Кровь заливает мне глаза, я реву благим матом и зову мать. Она прибегает и чуть не падает в обморок, решив, что я выколол себе глаз…
Дальше я помню лишь, что доктор перевязал мне голову и я сидел в дверях кухни около мамы и одним глазом глядел на петуха, который важно прогуливался среди кур. В моей душе не было ненависти и гнева: я уже увлекался разноцветными брусочками пластилина, который мне принесла мать. Неумелыми ручонками я старался вылепить… петуха! С тех пор я не приставал к нему, а когда позднее петуха придушил соседский пес, я плакал над прекрасным и после смерти петушиным телом, словно потерял лучшего друга.
Не знаю, почему мне сейчас вспомнился этот давно забытый эпизод. Может быть, потому, что первые и последние эпизоды жизни как-то грустно переплетены в воспоминаниях? Память человека, покидающего мир, пытается продолжить его жизнь, воспроизводя самые давние ее эпизоды.
О чем еще расскажет мне память?
О моем созревании.
Оно пришло внезапно и неожиданно и принесло мне радостное и вместе гнетущее ощущение: не с кем поделиться, не с кем поговорить, и от этого я подчас чувствую себя таким усталым и физически подавленным, что хочется умереть или заболеть. Мои глаза приобрели способность различать новые миры, а старые, привычные формы видеть без покровов. От этого иной раз становилось стыдно и вместе с тем в душе вспыхивали непонятное любопытство и отвага. Меня пугали эти мысли, и все же я предавался им мучительно и самозабвенно. Мне хотелось и жить и умереть, предчувствие говорило мне, что будущее таит для меня новые образы и краски, еще не познанные, еще никем не виданные.

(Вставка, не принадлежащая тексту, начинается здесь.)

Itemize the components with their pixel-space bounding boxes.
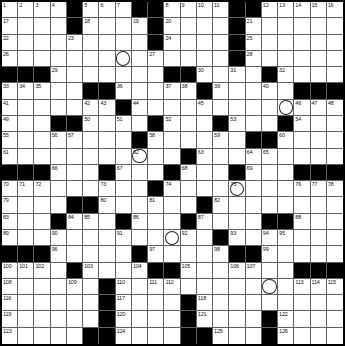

К этому новому и неизведанному миру принадлежал и немой батрак Якуб, чудаковатый, головастый и большеротый парень. Принадлежала к нему и молодая батрачка Лойзка, бойкая и румяная девка, дебелая, как июльский полдень.
Был вечер, дворовые строения зарделись, как девушки, к которым солнце заглянуло под юбки, с неба уже сыпался пепел сумерек. Я сидел с Якубом на старом катке, при виде которого всякий раз вспоминал богатырского петуха. Якуб сложил на коленях свои большие натруженные, мужицкие руки и пристально глядел через двор, в окно пристройки, где жила Лойзка.
Странное любопытство влекло меня к Якубу. Мне доставляло удовольствие подолгу глядеть на его крупную тыквообразную голову, пухлые влажные губы и беспокойные руки и слушать нечленораздельное бормотание, которым он объяснялся с людьми.
Вдруг Якуб встал и, сжав мое запястье костлявыми пальцами, потянул меня через двор к пристройке, открытое окно которой смутно белело в полутьме. Мы остановились у окна и заглянули в комнату — Якуб жадно и дрожа всем телом, я — недоуменно.
Есть картины, которые западают в душу созревающего подростка на всю жизнь. Это первое воспоминание моего юношества отчетливо, как отражение в зеркале, — в том самом тусклом, облупленном зеркале, перед которым тогда, заложив руки за голову, потягивалась полуобнаженная девушка. Густые тени, словно мягким углем, обрисовали углубления подмышек и тугую грудь с большим соском.